Got it. Thank you. Thank you so much.
You're welcome.
The next question comes from Mario Pierry, Bank of America Merrill Lynch.
Yes. Let me ask one more question. Looking on page 15 of your presentation and you show that your headcount, especially in Brazil, continues to go up, right. I think your headcount is up 6% year-on-year. You did have the integration of Citibank. But also, you show on page 17 the significant investments in technology, the digital transformation that you're making. So, I was just wondering, given the benefits or the potential synergies with Citibank, all the investments in technology, why should your headcount continue to grow up? Or do you think that the trend in the future is to see much lower expenses going forward? Thank you.
Thank you, Mario. We're still growing our headcount, mainly because the investment in people we are making in our new insurance platform and in the acquiring business. We outnumber the economies of people we are having due to technology improvements. I think we're very much in investing phase in the bank and it's fair to say on the medium run that I expect the efficiency in the bank to improve significantly.
So, is it fair to assume that expenses for you are unlikely that they should be growing in line with inflation going forward?
I think they should be growing below inflation going forward.
Okay. Thank you.
Thank you.
[Operator Instructions]
The next question comes from Carlos Gomez, HSBC.
Hi, good morning. hello. My question is from the cost of credit and you have credit [Indiscernible] reduction. How much lower do you think it can get? And what do you expect the bottom in terms cost of credit? Meaning the maximum amount of your recoveries, the green point in this credit cycle? Thank you.
I'm not sure I understood your question, Carlos. It was concerning the provisions; how much lower it can get? How much lower the delinquency rates can get?
Correct.
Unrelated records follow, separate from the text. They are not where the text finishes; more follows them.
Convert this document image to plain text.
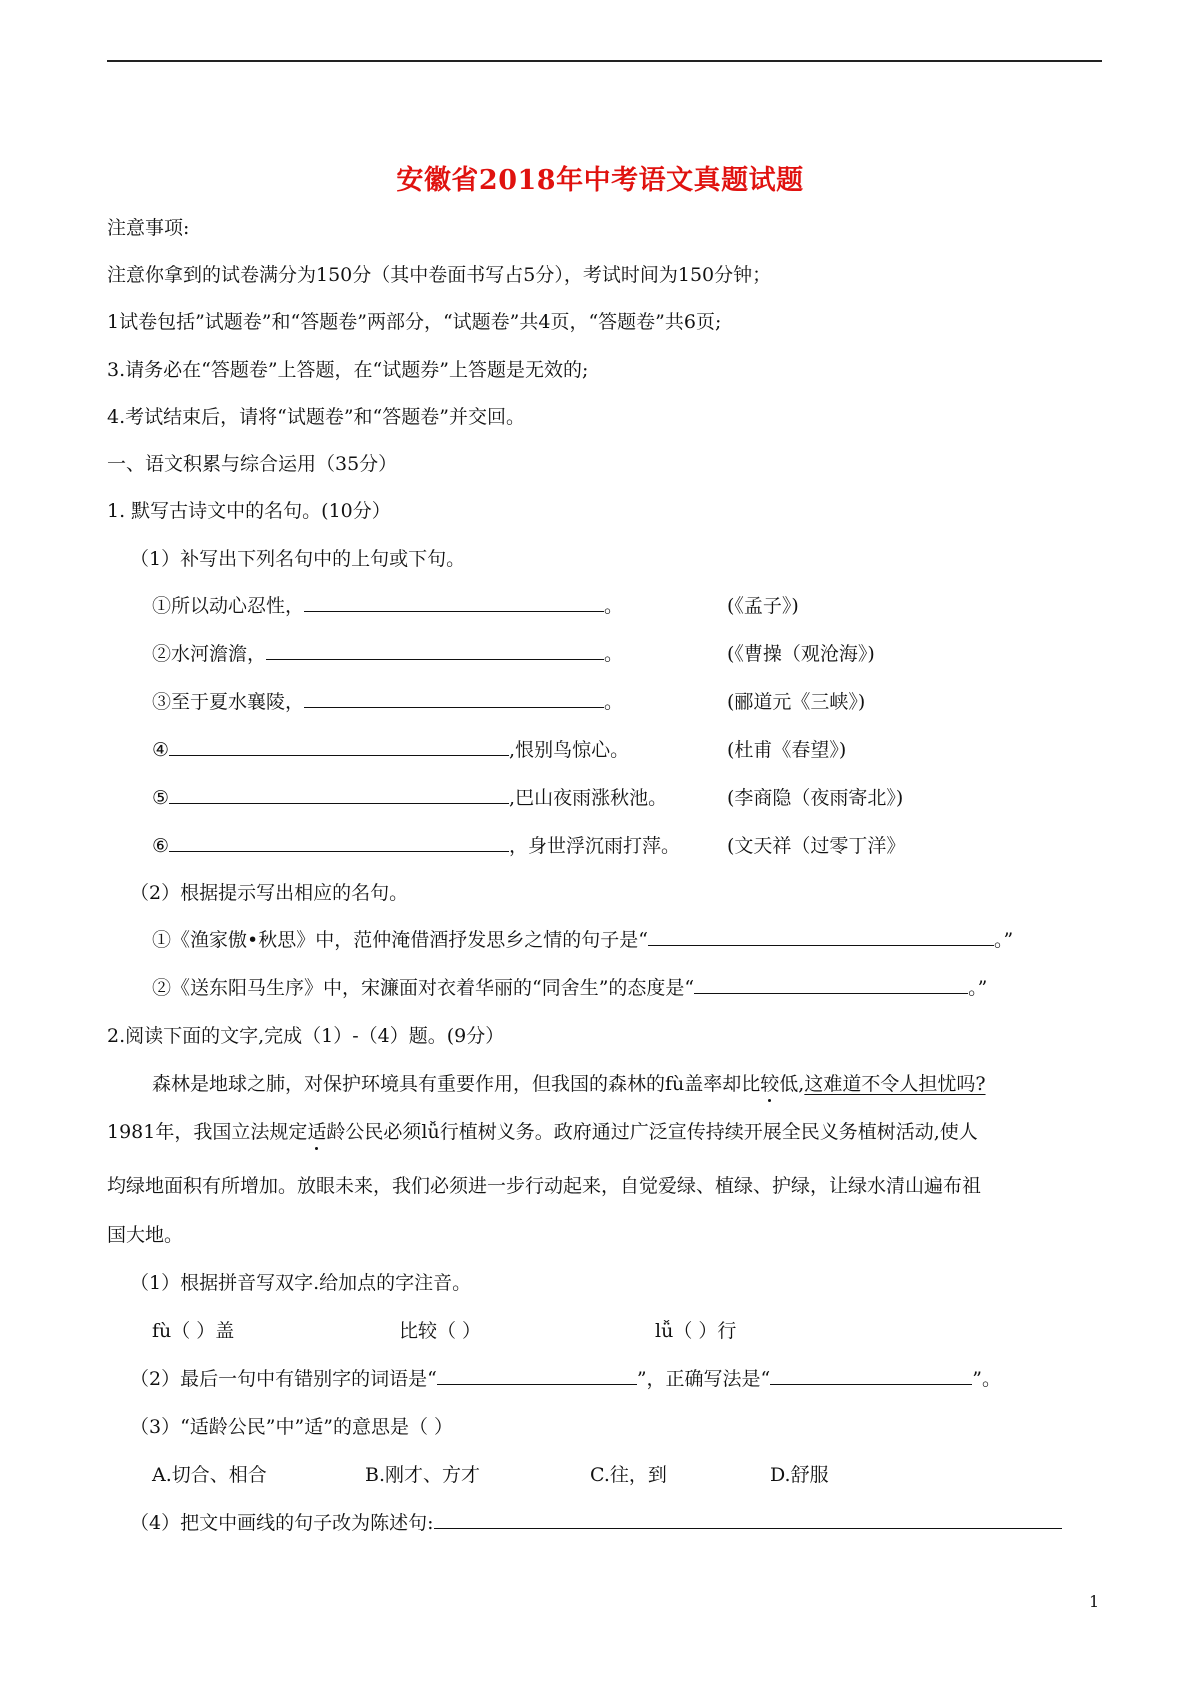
安徽省2018年中考语文真题试题
注意事项:
注意你拿到的试卷满分为150分（其中卷面书写占5分），考试时间为150分钟；
1试卷包括”试题卷”和“答题卷”两部分，“试题卷”共4页，“答题卷”共6页;
3.请务必在“答题卷”上答题，在“试题券”上答题是无效的;
4.考试结束后，请将“试题卷”和“答题卷”并交回。
一、语文积累与综合运用（35分）
1. 默写古诗文中的名句。(10分）
（1）补写出下列名句中的上句或下句。
①所以动心忍性，	。	(《孟子》)
②水河澹澹，	。	(《曹操（观沧海》)
③至于夏水襄陵，	。	(郦道元《三峡》)
④	,恨别鸟惊心。	(杜甫《春望》)
⑤	,巴山夜雨涨秋池。	(李商隐（夜雨寄北》)
⑥	，身世浮沉雨打萍。 (文天祥（过零丁洋》
（2）根据提示写出相应的名句。
①《渔家傲•秋思》中，范仲淹借酒抒发思乡之情的句子是“	。”
②《送东阳马生序》中，宋濂面对衣着华丽的“同舍生”的态度是“	。”
2.阅读下面的文字,完成（1）-（4）题。(9分）
森林是地球之肺，对保护环境具有重要作用，但我国的森林的fù盖率却比较低,这难道不令人担忧吗?
1981年，我国立法规定适龄公民必须lǚ行植树义务。政府通过广泛宣传持续开展全民义务植树活动,使人
均绿地面积有所增加。放眼未来，我们必须进一步行动起来，自觉爱绿、植绿、护绿，让绿水清山遍布祖
国大地。
（1）根据拼音写双字.给加点的字注音。
fù（ ）盖	比较（ ）	lǚ（ ）行
（2）最后一句中有错别字的词语是“	”，正确写法是“	”。
（3）“适龄公民”中”适”的意思是（ ）
A.切合、相合	B.刚才、方才	C.往，到	D.舒服
（4）把文中画线的句子改为陈述句:
1
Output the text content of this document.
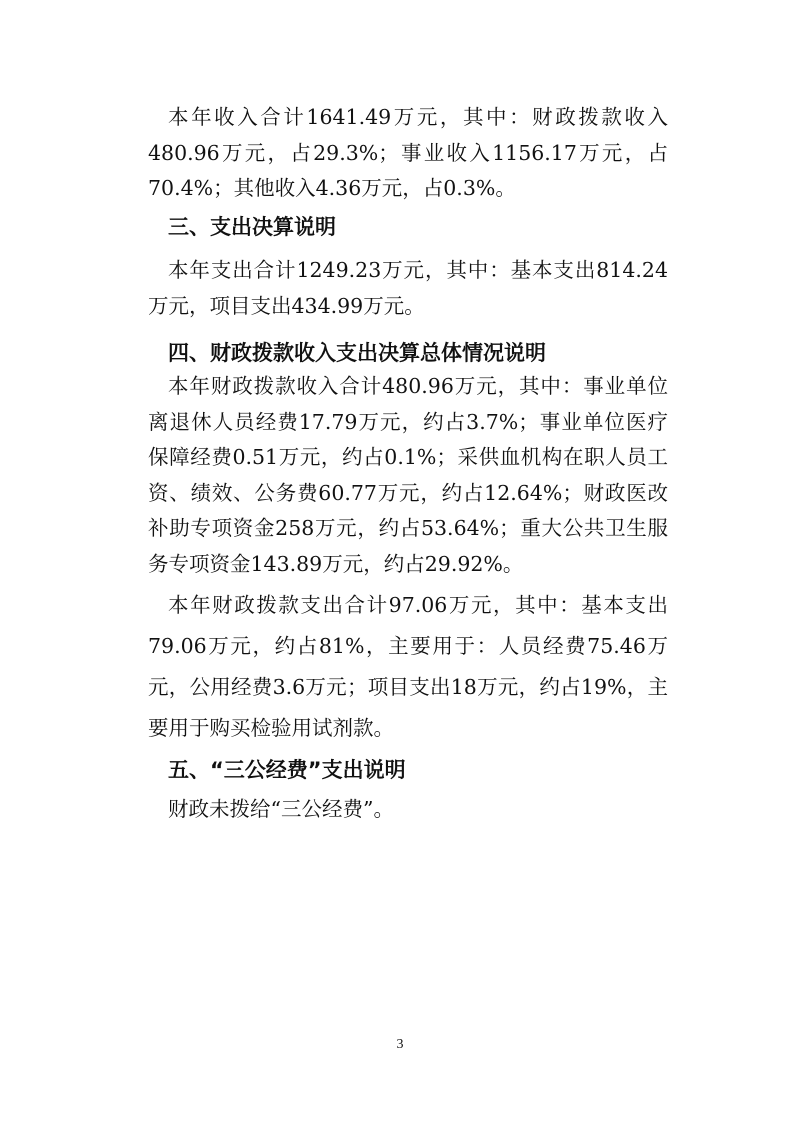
本年收入合计1641.49万元，其中：财政拨款收入480.96万元，占29.3%；事业收入1156.17万元，占70.4%；其他收入4.36万元，占0.3%。
三、支出决算说明
本年支出合计1249.23万元，其中：基本支出814.24万元，项目支出434.99万元。
四、财政拨款收入支出决算总体情况说明
本年财政拨款收入合计480.96万元，其中：事业单位离退休人员经费17.79万元，约占3.7%；事业单位医疗保障经费0.51万元，约占0.1%；采供血机构在职人员工资、绩效、公务费60.77万元，约占12.64%；财政医改补助专项资金258万元，约占53.64%；重大公共卫生服务专项资金143.89万元，约占29.92%。
本年财政拨款支出合计97.06万元，其中：基本支出79.06万元，约占81%，主要用于：人员经费75.46万元，公用经费3.6万元；项目支出18万元，约占19%，主要用于购买检验用试剂款。
五、“三公经费”支出说明
财政未拨给“三公经费”。
3
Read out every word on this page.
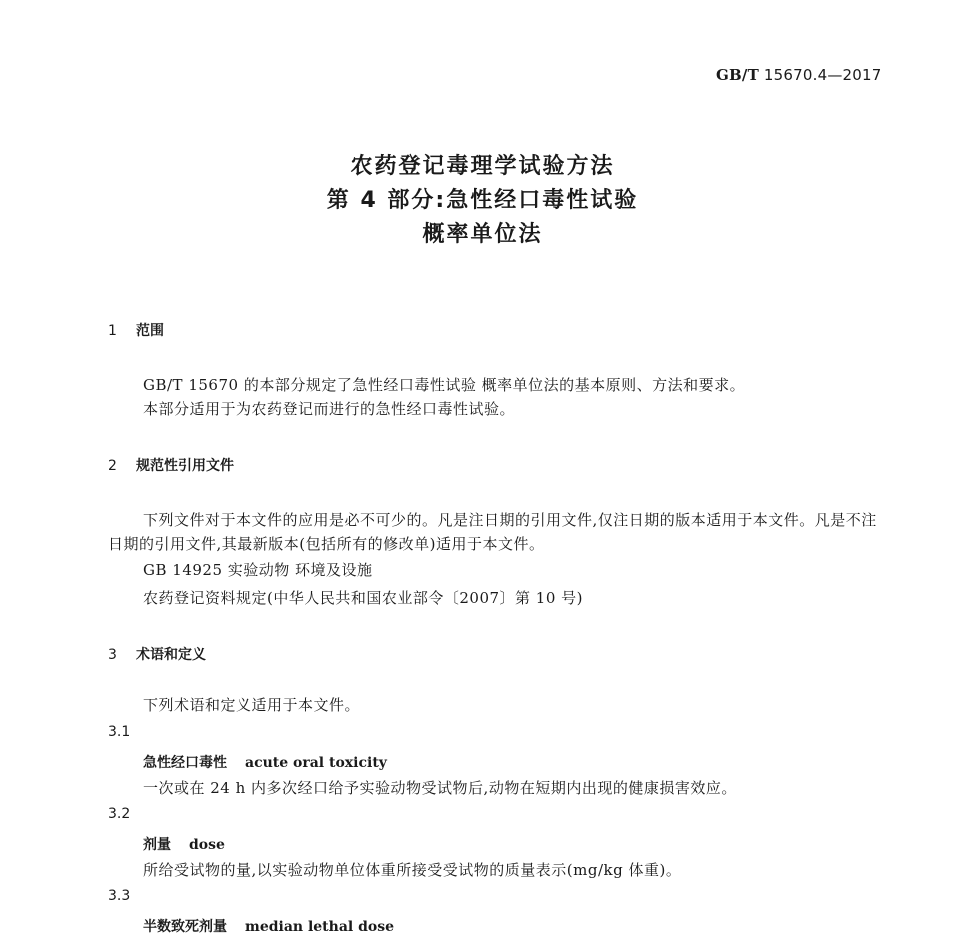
GB/T 15670.4—2017
农药登记毒理学试验方法
第 4 部分:急性经口毒性试验
概率单位法
1 范围
GB/T 15670 的本部分规定了急性经口毒性试验 概率单位法的基本原则、方法和要求。
本部分适用于为农药登记而进行的急性经口毒性试验。
2 规范性引用文件
下列文件对于本文件的应用是必不可少的。凡是注日期的引用文件,仅注日期的版本适用于本文件。凡是不注日期的引用文件,其最新版本(包括所有的修改单)适用于本文件。
GB 14925 实验动物 环境及设施
农药登记资料规定(中华人民共和国农业部令〔2007〕第 10 号)
3 术语和定义
下列术语和定义适用于本文件。
3.1
急性经口毒性 acute oral toxicity
一次或在 24 h 内多次经口给予实验动物受试物后,动物在短期内出现的健康损害效应。
3.2
剂量 dose
所给受试物的量,以实验动物单位体重所接受受试物的质量表示(mg/kg 体重)。
3.3
半数致死剂量 median lethal dose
How much lower can they get? How much lower can the cost of credit get? And where do you think we will reach that point?
I think, they can go lower. You still see I mean this improving trend. Of course, the provisions, they will increase as the portfolio increases; proportionate to it. But the cost of credit can still go lower because we are seeing still an improvement in the quality of credit. I think I estimate that we can see until the end of the year an improvement in this indexes. And we're going to see the new vintages coming with the better figures, or better delinquency rates than the older vintages.
So, you think the delinquencies can -- again, continue to improve, let's say, next year or the year after? So, we are not at the bottom yet?
Well, I can't see that far forward. We still have the elections in the middle of the year. So, I think it's prudent to say that we can see them still improving until the end of this year.
Thank you very much.
Thank you.
This concludes today's question-and-answer session. Mr. Candido Bracher, at this time, you may proceed with your closing statements.
Thank you. So, I'd like to thank you all for your attention and for your questions. I think our results this quarter, they came with topline, which was not to our liking, because it was blow the previous quarter. But when we look inside the figures, we see very healthy trends. We see growing credit portfolio, we see growing fees and incomes, we see growing financial margin with clients and the effects to the other side were costs, which were normally higher this second quarter because of trends which we verify every year, and because of our lower financial margin with the market which is perfectly in accordance with the guidance we have provided and with our forecast.
So, I mean looking forward to see a continuation of this positive trends in the balance sheet of growing. Thank you very much.
That does conclude our Itaú Unibanco Holding earnings conference for today. Thank you very much for your participation. You may now disconnect.